Today's Plague

Some of the most common cancers in India are directly linked to poverty

Published: Wednesday 15 November 2000

Today's Plague

-- T he six cancer registries in India fail to give the true picture of cancer incidence as several cases go unreported. Vinod Raina, additional professor of medical oncology at aiims , recently stated in a television programme that only about 30 per cent of the patients diagnosed with cancer undergo treatment because of the cost and many drop out halfway, having run out of money. Yet, whatever indicators are available do not present an encouraging picture (see graph: Cancer in Delhi ).

Randip Guleria, assistant professor of pulmonary medicine at aiims who participates in a weekly lung cancer clinic, says, "My impression is that there has been an abnormal increase in certain cancers in Delhi, and cancers of blood and lung are two of these. And the problem is only growing, because cancer takes a lot of time to develop, a lot of exposure to toxins. The pollution that we cause today comes back as cancer 10-20 years hence."

Data projections by the National Cancer Registry Programme of the Indian Council of Medical research show that cancer of the cervix would be the most common cancer in India by July 2001, accounting for more than 12 per cent of all cases. In Delhi, lung cancer is the commonest among men. Blood cancers are also a greater problem in the capital as compared to the other registries. A comparison of blood cancer rates in the late 1980s shows Delhi records the highest rate of occurrence of blood cancers among the six registries in India (see graph: Blood cancers: Delhi's bane ).

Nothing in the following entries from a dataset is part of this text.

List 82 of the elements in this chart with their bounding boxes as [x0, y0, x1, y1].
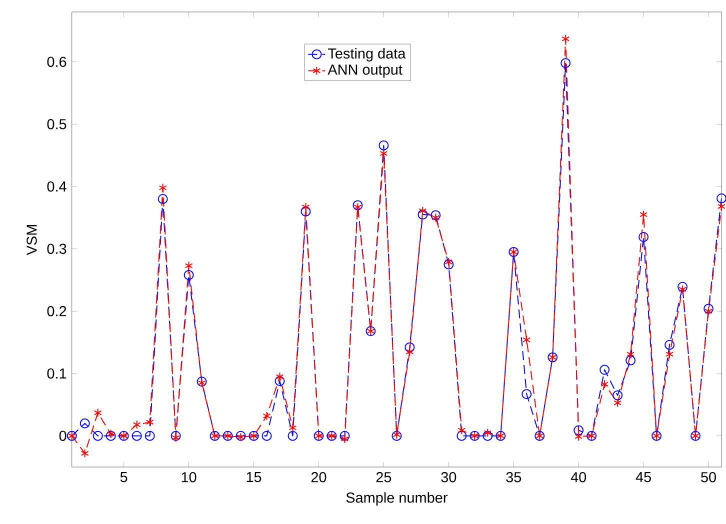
- point: [484, 428, 492, 438]
- point: [418, 210, 428, 220]
- point: [444, 259, 454, 270]
- y-tick-label: 0.3: [47, 244, 66, 254]
- point: [432, 213, 440, 222]
- y-tick-label: 0.4: [47, 181, 66, 192]
- y-tick-label: 0.1: [47, 368, 66, 379]
- x-tick-label: 40: [570, 472, 586, 482]
- point: [288, 423, 297, 432]
- point: [612, 390, 623, 400]
- point: [146, 418, 154, 427]
- point: [458, 426, 466, 435]
- legend-label: ANN output: [328, 64, 402, 78]
- point: [574, 425, 584, 436]
- point: [404, 342, 415, 352]
- x-tick-label: 5: [120, 472, 128, 482]
- point: [378, 140, 389, 150]
- point: [522, 389, 532, 400]
- point: [704, 304, 714, 314]
- point: [574, 432, 583, 442]
- point: [262, 411, 271, 420]
- legend-label: Testing data: [328, 48, 406, 62]
- point: [170, 430, 181, 441]
- point: [704, 306, 712, 316]
- point: [158, 194, 168, 204]
- point: [638, 232, 649, 242]
- point: [132, 430, 142, 441]
- point: [418, 206, 427, 216]
- x-tick-label: 50: [701, 472, 716, 482]
- point: [262, 430, 272, 441]
- point: [678, 284, 686, 294]
- point: [600, 380, 609, 389]
- point: [444, 257, 453, 266]
- point: [380, 149, 388, 158]
- point: [640, 210, 648, 220]
- point: [626, 355, 636, 366]
- x-tick-label: 35: [506, 472, 522, 482]
- point: [340, 430, 350, 441]
- point: [522, 335, 531, 344]
- y-tick-label: 0: [59, 430, 66, 442]
- point: [626, 350, 635, 359]
- x-tick-label: 15: [246, 472, 262, 482]
- point: [302, 202, 310, 212]
- point: [716, 193, 726, 204]
- point: [666, 350, 674, 359]
- point: [406, 347, 414, 356]
- point: [184, 270, 194, 280]
- x-tick-label: 10: [182, 472, 196, 482]
- point: [144, 430, 155, 441]
- y-tick-label: 0.6: [47, 56, 66, 67]
- point: [678, 282, 688, 292]
- point: [172, 433, 180, 442]
- x-tick-label: 20: [311, 472, 326, 482]
- point: [158, 183, 167, 192]
- point: [80, 448, 89, 458]
- point: [274, 376, 285, 386]
- point: [80, 418, 90, 428]
- point: [482, 430, 493, 441]
- point: [340, 434, 349, 444]
- point: [718, 202, 726, 211]
- point: [132, 420, 141, 430]
- point: [184, 261, 193, 270]
- x-axis-title: Sample number: [346, 492, 448, 506]
- point: [94, 408, 102, 418]
- point: [430, 210, 441, 220]
- point: [276, 372, 284, 382]
- point: [92, 430, 103, 441]
- y-tick-label: 0.5: [47, 119, 66, 130]
- x-tick-label: 25: [376, 472, 392, 482]
- x-tick-label: 30: [441, 472, 456, 482]
- point: [562, 34, 570, 44]
- point: [288, 430, 298, 441]
- x-tick-label: 45: [636, 472, 651, 482]
- point: [352, 200, 363, 210]
- point: [664, 340, 675, 350]
- point: [614, 398, 622, 408]
- point: [456, 430, 467, 441]
- point: [560, 58, 571, 68]
- point: [600, 364, 610, 375]
- point: [300, 206, 311, 216]
- y-axis-title: VSM: [26, 225, 37, 256]
- y-tick-label: 0.2: [47, 306, 66, 316]
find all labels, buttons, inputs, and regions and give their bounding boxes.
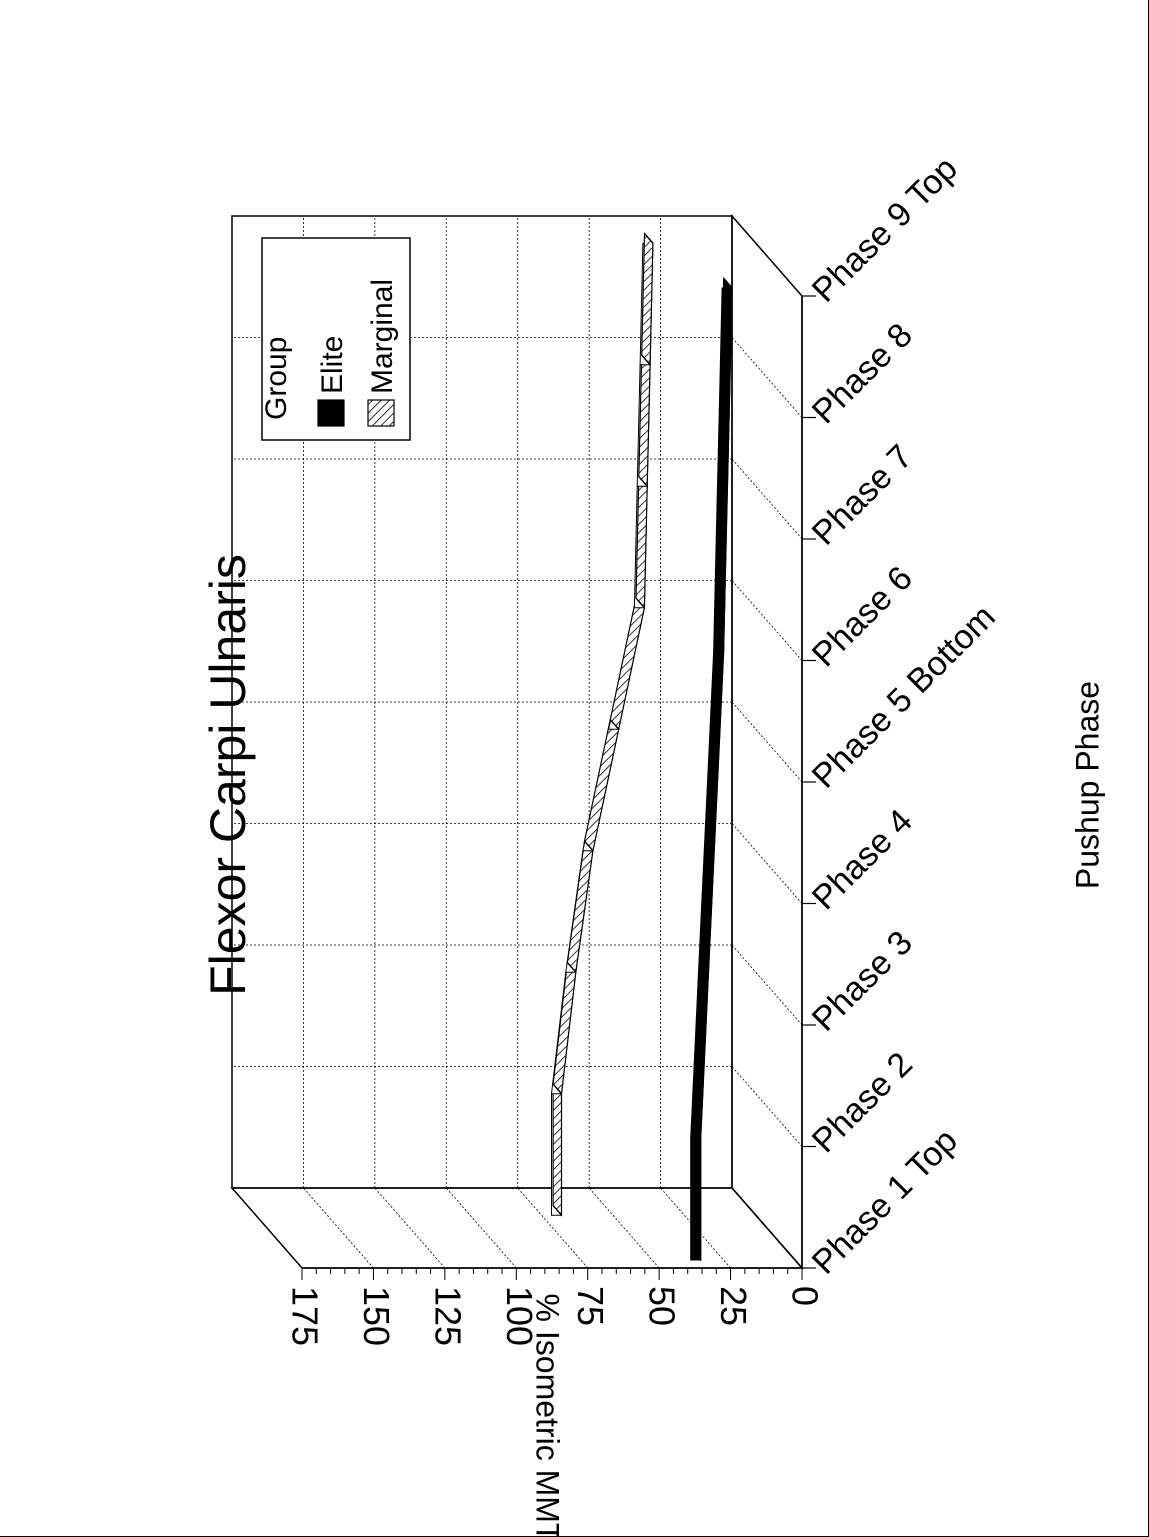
gridline-floor (731, 701, 803, 783)
category-tick-label: Phase 3 (805, 924, 920, 1039)
gridline-side (303, 1187, 374, 1269)
legend-swatch-elite (317, 399, 345, 427)
value-tick-label: 175 (284, 1286, 325, 1346)
category-tick-label: Phase 9 Top (805, 150, 965, 310)
data-point (552, 1083, 563, 1095)
data-point (644, 233, 654, 244)
data-point (691, 1128, 702, 1139)
data-point (584, 840, 594, 852)
data-point (714, 642, 725, 653)
legend: Group Elite Marginal (260, 237, 411, 441)
line-segment (708, 641, 725, 776)
gridline-side (445, 1187, 517, 1269)
line-segment (691, 1127, 702, 1262)
series-elite (690, 276, 733, 1262)
data-point (720, 399, 730, 410)
legend-label-marginal: Marginal (366, 279, 399, 394)
category-tick-label: Phase 8 (805, 316, 920, 431)
data-point (635, 597, 645, 609)
category-tick-label: Phase 7 (805, 438, 920, 553)
category-tick-label: Phase 2 (805, 1045, 920, 1160)
data-point (717, 520, 727, 532)
gridline-side (588, 1187, 660, 1269)
data-point (552, 1205, 563, 1216)
data-point (708, 763, 719, 775)
line-segment (583, 718, 620, 852)
line-segment (552, 1082, 563, 1217)
chart-title: Flexor Carpi Ulnaris (200, 554, 256, 996)
gridline-floor (731, 944, 803, 1026)
legend-label-elite: Elite (316, 336, 349, 394)
data-point (703, 885, 713, 896)
gridline-side (517, 1187, 589, 1269)
gridline-floor (731, 1066, 803, 1147)
data-point (609, 719, 620, 730)
value-tick-label: 125 (427, 1286, 468, 1346)
line-segment (609, 596, 646, 731)
data-point (697, 1006, 707, 1018)
legend-box (261, 237, 411, 441)
value-tick-label: 150 (356, 1286, 397, 1346)
category-tick-label: Phase 4 (805, 802, 920, 917)
line-segment (691, 1005, 708, 1141)
value-tick-label: 25 (713, 1286, 754, 1326)
gridline-floor (731, 337, 803, 418)
legend-title: Group (260, 337, 293, 420)
gridline-floor (731, 823, 803, 904)
legend-swatch-marginal (367, 399, 395, 427)
data-point (691, 1249, 702, 1261)
value-tick-label: 0 (784, 1286, 825, 1306)
side-wall (230, 1187, 804, 1269)
data-point (641, 354, 651, 366)
value-tick-label: 50 (642, 1286, 683, 1326)
line-segment (697, 884, 713, 1019)
y-axis-label: % Isometric MMT (530, 1294, 566, 1537)
value-tick-label: 100 (499, 1286, 540, 1346)
gridline-floor (731, 458, 803, 540)
data-point (566, 962, 577, 973)
category-tick-label: Phase 6 (805, 559, 920, 674)
series-marginal (550, 232, 654, 1217)
line-segment (703, 762, 719, 898)
gridline-floor (731, 580, 803, 661)
gridline-side (374, 1187, 446, 1269)
x-axis-label: Pushup Phase (1069, 681, 1105, 889)
data-point (638, 476, 648, 487)
value-tick-label: 75 (570, 1286, 611, 1326)
data-point (723, 277, 733, 289)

What are the reasons for these alarming trends? The causes of cancer are too diverse -- from lifestyle to genetic makeup. Several physicians say better health awareness among the masses is responsible for a greater number of cases being reported, and that rise is proportionate to the increasing population. But this does not explain the entire picture. For example, while cancer is an ageing-related disease, how can childhood cancers be explained? In the us , for example, cancer is the leading cause of disease-related death among children and childhood cancer rates are increasing at 10 per cent every year, according to a 1998 report entitled 'Childhood cancer: a growing problem', published in the Environmental Health Perspectives . Improved diagnostics and better recording of cases are assumed to play a role in this, but "even taken together they cannot explain the magnitude of increases that have been observed," says Sheila Hoar Zahm, deputy chief of occupational epidemiology at the us National Cancer Institute.

In recent times, a lot of scientific support has come in for the view that cancer has more to do with environmental conditions than anything else, including genetic makeup (see 'Genes, dreams and reality', Down To Earth , Vol 9, No 6; August 15, 2000). " iarc reported a few years ago that more than 80-90 per cent of all cancers are related to the environment. Hence, there is no question that with the increase in pollution burden in our environment there will be an increase in the incidence of cancer," says P K Ray, immunotoxicologist and director of the Bose Institute of Calcutta. "Benzene is bad for health and is known to cause certain cancers like those of the bladder and blood. It is toxic to bone marrow and the urinary bladder," says Raina. Benzene is an established human carcinogen, and its levels are amazingly high in the ambient air of cities like Delhi (see graph: Delhi's shockingly high... ). H B Mathur, professor emeritus at the Delhi College of Engineering, and expert on engine technology and a fellow at the Centre for Science and Environment, says when Delhi started using unleaded petrol, nobody gave a thought to the number of vehicles that do not have catalytic converters. "Today, over 90 per cent of the capital's vehicle fleet has no catalytic converter. This causes major emissions of benzene from the exhaust pipes," he says.